Dune

lespizzasjoey

Je frotte. Pas très longtemps, et pas trop fort. J'ai toujours peur qu'il y ait des bouts de peau qui s'en aillent. Et que lui s'efface avec. Alors je ne frotte pas, je caresse. Je le caresse. Sur les bras, sur les jambes, sur le ventre... Pour le visage c'est différent. Je ne le caresse pas, je lui offre des baisers. Mais avant je le rase. Tous les jours. J'applique la mousse sur son menton, sur ses joues, au dessus de sa bouche... Et je balade le rasoir comme si je tondais la pelouse. Des fois je fais même le bruit de la tondeuse, mais il n'y a que moi que ça fait rire. Alors j'arrête et je tonds en silence. Ensuite seulement viennent les baisers. Tout doucement je les dépose avec ma main, à l'intérieur d'un gant, rose et mouillé. Avec de l'eau chaude, mais pas trop. Tiède. Je trouve ça agréable. A chaque fois c'est comme un voyage. J'ai l'impression d'être dans le désert, avec des dunes à pertes de vue, des dunes de peau séchée.

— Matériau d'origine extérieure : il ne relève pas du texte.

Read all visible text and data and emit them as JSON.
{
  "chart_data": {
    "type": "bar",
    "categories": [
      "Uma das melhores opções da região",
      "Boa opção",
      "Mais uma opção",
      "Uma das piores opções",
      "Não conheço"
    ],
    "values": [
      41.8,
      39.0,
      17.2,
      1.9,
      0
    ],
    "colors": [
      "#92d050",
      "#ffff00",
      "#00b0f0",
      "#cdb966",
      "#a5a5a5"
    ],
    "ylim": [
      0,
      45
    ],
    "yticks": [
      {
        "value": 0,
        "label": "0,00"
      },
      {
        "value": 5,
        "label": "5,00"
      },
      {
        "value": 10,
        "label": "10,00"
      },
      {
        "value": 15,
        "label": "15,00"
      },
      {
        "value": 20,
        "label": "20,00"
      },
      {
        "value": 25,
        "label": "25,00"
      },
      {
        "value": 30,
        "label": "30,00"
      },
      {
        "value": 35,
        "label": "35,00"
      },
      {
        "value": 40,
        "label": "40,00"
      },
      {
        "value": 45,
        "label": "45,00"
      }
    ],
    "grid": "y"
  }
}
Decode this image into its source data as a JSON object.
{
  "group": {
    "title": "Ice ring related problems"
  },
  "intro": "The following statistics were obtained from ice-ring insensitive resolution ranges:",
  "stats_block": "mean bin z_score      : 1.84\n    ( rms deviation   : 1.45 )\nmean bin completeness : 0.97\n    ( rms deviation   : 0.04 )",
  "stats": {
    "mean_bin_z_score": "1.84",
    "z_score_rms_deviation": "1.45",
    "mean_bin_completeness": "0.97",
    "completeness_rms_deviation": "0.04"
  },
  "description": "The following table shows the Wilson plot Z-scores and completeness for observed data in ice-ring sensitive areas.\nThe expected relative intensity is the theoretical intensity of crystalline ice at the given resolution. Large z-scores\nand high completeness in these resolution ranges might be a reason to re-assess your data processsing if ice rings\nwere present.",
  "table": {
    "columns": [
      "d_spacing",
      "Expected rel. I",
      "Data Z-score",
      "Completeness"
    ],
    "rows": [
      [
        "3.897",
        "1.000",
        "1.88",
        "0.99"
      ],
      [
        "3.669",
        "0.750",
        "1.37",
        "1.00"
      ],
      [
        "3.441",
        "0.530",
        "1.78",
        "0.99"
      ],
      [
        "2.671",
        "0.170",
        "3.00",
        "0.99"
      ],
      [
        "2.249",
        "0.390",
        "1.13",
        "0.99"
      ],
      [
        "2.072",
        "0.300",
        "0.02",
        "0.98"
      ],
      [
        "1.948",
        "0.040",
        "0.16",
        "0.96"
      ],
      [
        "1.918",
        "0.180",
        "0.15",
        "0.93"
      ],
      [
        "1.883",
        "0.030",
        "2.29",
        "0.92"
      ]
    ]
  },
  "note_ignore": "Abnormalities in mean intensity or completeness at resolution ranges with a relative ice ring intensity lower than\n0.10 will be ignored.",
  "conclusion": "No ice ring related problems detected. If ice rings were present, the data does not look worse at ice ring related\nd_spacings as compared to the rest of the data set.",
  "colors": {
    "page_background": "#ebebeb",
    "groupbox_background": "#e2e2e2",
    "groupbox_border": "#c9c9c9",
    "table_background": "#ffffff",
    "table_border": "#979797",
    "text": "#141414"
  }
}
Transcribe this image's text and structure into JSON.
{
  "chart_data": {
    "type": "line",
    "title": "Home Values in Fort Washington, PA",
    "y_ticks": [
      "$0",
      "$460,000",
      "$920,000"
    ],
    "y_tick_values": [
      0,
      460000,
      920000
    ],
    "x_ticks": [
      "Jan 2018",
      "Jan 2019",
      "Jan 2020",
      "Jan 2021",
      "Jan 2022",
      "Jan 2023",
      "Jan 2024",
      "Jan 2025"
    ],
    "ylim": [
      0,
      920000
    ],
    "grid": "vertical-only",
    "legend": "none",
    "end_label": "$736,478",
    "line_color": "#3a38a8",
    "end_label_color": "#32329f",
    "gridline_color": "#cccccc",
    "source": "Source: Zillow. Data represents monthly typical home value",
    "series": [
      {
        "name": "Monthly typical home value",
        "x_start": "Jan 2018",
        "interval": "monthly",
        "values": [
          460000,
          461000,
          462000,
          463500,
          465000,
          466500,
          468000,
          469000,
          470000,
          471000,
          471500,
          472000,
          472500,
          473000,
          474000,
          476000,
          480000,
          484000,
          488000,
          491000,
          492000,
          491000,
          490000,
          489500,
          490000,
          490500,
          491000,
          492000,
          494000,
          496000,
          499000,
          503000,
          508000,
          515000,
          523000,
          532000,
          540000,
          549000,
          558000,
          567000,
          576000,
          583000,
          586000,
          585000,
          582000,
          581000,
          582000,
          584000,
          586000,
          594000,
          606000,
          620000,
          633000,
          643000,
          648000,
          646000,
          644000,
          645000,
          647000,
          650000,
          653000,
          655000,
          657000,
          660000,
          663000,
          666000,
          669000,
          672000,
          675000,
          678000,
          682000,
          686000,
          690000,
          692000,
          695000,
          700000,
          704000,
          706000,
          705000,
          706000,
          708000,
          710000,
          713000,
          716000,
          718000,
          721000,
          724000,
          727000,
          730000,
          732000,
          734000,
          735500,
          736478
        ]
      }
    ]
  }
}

Mais il s’efface en silence. Il s’en va peu à peu, s’effrite comme un vieux manuscrit. Il n’a que 35 ans. Et déjà la fatigue accentue les traits de son visage. Il n’est plus lui-même. J’ai beau le laver, lui enlever cette crasse, lui décaper les pores de la peau, la fatigue ne s’en va jamais avec le gant. Elle reste là, collée à ses poils, collée à son corps et sûrement à son esprit, s’il ne l’a pas déjà perdu. Il n’a que 35 ans. Et déjà des plaques rouges traversent son corps, blanc. Il est aussi pâle que la Lune. Il a les mains attachées aux bords de son lit, pisse par une sonde, s’alimente par une sonde, respire par un tuyau… Ce n’est pas un homme, c’est une machine. De lui partent toutes sortes de conduits, de cylindres de différentes compositions. Ce n’est pas un homme, c’est un fil. Un fil ou plutôt un cylindre. Qui rétrécie, qui se solidifie de jour en jour, jusqu’à ne plus pouvoir se tordre. Même la douleur ne le fait pas plier. C’est un cylindre, une boîte de conserve. Non, c’est un fil, un fil de légume, un fil de haricot. Qu’on mâche, qui nous chatouille la gorge, qui nous énerve, et qu’on fini par recracher.